Alors, dans les marchés aux bestiaux, les regards se sont faits sombres. Des camions chargés de moutons ont été arrêtés aux portes des villes. Des hommes aux mains calleuses ont vu leur année s’effondrer dans le silence d’un décret.

À Casablanca, dans une boucherie poussiéreuse du marché central, un homme grognait devant ses carcasses rares :


— Tout est à l’envers. Certains ont égorgé avant la date, d’autres gardent leur bête dans la cave. Mais le sacrifice est mort.

Et pourtant, quelques rues plus loin, dans un petit restaurant où le tajine fumait doucement, Mohamed, serveur au regard doux, haussa les épaules :


— On fera la fête quand même. On cuisinera autre chose. On rira, on priera. L’essentiel, c’est d’être ensemble.

Ce jour-là, le Maroc a vécu un Aïd étrange. Plus intérieur. Plus pauvre, peut-être. Mais aussi plus égalitaire. Plus fraternel.

Car dans les campagnes pelées et les montagnes rousses, on savait la vérité nue : le bétail avait fondu.
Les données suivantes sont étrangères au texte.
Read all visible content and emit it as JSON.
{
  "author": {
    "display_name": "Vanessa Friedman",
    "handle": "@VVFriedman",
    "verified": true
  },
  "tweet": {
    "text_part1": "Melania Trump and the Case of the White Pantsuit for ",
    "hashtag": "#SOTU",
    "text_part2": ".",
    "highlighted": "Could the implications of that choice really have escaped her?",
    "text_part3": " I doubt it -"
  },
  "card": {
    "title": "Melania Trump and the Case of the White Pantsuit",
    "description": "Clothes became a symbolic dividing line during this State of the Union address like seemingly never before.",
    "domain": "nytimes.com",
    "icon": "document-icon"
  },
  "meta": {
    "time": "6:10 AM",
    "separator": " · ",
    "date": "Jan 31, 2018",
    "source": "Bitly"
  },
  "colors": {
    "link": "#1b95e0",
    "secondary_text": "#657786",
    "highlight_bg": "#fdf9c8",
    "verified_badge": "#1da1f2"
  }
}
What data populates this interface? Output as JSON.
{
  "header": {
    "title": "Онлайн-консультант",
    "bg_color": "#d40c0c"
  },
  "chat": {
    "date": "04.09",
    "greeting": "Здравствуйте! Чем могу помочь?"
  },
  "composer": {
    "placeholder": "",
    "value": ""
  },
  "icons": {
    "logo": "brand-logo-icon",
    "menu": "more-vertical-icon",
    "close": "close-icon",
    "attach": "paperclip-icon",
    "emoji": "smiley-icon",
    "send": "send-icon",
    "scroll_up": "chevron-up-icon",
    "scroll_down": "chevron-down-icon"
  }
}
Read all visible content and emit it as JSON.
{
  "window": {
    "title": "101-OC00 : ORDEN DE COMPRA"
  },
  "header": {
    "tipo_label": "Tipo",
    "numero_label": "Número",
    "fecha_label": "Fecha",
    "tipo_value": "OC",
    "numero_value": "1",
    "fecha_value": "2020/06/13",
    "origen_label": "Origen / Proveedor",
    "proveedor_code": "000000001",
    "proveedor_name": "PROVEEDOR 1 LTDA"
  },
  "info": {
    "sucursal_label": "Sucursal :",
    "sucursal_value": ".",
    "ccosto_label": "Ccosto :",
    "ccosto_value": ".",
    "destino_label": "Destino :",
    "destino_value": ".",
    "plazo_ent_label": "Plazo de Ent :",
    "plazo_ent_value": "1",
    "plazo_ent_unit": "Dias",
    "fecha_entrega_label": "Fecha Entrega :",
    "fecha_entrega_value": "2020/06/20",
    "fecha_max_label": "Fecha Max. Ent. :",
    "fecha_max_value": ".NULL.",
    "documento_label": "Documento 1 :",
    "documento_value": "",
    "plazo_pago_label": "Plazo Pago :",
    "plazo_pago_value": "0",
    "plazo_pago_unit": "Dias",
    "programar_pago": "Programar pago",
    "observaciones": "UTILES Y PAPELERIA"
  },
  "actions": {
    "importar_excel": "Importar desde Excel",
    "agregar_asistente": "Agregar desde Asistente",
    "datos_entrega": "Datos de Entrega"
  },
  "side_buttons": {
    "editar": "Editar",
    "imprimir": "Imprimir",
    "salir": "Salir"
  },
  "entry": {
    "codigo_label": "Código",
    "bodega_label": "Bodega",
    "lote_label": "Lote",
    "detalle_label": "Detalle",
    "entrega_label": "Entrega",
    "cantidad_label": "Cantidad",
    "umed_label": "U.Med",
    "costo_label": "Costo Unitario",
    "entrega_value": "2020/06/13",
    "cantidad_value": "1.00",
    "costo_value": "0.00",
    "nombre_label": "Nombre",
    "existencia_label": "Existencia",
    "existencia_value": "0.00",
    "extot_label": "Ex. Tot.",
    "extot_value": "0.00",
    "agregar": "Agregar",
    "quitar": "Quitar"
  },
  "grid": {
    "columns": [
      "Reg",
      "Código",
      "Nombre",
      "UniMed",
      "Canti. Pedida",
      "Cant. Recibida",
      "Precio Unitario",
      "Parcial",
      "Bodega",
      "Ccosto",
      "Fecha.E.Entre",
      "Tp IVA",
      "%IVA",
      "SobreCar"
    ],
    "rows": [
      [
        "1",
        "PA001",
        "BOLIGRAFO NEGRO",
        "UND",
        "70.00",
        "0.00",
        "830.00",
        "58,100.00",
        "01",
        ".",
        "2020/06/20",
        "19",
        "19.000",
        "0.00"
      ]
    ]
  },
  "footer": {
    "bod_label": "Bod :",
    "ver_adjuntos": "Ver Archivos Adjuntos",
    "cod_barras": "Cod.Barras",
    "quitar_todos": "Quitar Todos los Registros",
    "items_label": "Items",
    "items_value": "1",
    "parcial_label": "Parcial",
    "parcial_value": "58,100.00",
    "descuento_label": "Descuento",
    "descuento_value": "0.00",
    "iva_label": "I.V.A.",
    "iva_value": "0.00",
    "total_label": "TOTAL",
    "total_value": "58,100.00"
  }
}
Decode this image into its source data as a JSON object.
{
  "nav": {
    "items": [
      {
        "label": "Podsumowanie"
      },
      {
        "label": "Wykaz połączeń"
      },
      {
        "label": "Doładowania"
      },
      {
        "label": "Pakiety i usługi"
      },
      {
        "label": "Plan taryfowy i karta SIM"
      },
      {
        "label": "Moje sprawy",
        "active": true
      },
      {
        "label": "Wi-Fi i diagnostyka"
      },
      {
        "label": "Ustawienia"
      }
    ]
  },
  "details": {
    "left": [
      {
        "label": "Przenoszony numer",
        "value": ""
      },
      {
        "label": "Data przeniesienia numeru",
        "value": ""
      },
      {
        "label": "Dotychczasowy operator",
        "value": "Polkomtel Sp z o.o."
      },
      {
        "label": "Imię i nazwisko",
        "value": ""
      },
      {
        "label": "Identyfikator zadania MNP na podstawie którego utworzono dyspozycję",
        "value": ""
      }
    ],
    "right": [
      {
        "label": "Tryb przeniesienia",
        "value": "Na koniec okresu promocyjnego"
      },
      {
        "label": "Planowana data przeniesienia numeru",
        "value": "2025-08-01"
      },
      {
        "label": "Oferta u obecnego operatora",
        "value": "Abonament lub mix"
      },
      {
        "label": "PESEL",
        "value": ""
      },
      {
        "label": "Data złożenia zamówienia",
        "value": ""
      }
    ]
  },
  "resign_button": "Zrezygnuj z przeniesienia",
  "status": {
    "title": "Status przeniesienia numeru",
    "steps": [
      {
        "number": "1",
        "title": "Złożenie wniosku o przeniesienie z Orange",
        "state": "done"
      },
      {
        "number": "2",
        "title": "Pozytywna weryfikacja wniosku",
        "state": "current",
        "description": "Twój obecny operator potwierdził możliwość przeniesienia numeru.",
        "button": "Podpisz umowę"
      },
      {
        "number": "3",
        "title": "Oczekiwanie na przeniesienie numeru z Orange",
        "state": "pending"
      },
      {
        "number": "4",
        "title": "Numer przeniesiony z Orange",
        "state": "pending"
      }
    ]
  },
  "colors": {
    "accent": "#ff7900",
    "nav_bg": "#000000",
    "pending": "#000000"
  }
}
Un tiers du cheptel disparu. Trop cher, trop maigre. L’animal était devenu un luxe. Le roi, en suspendant le geste ancestral, avait rendu au peuple une forme d’unité.

Il y avait dans cette fête sans bête quelque chose d’amer, oui. Mais aussi quelque chose de grand. Comme si, en renonçant à l’offrande, le Maroc avait trouvé un autre chemin vers le sacré.

Et dans le silence sans bêlement de ce vendredi d’Aïd, on entendait peut-être, pour la première fois, le cœur du pays battre autrement.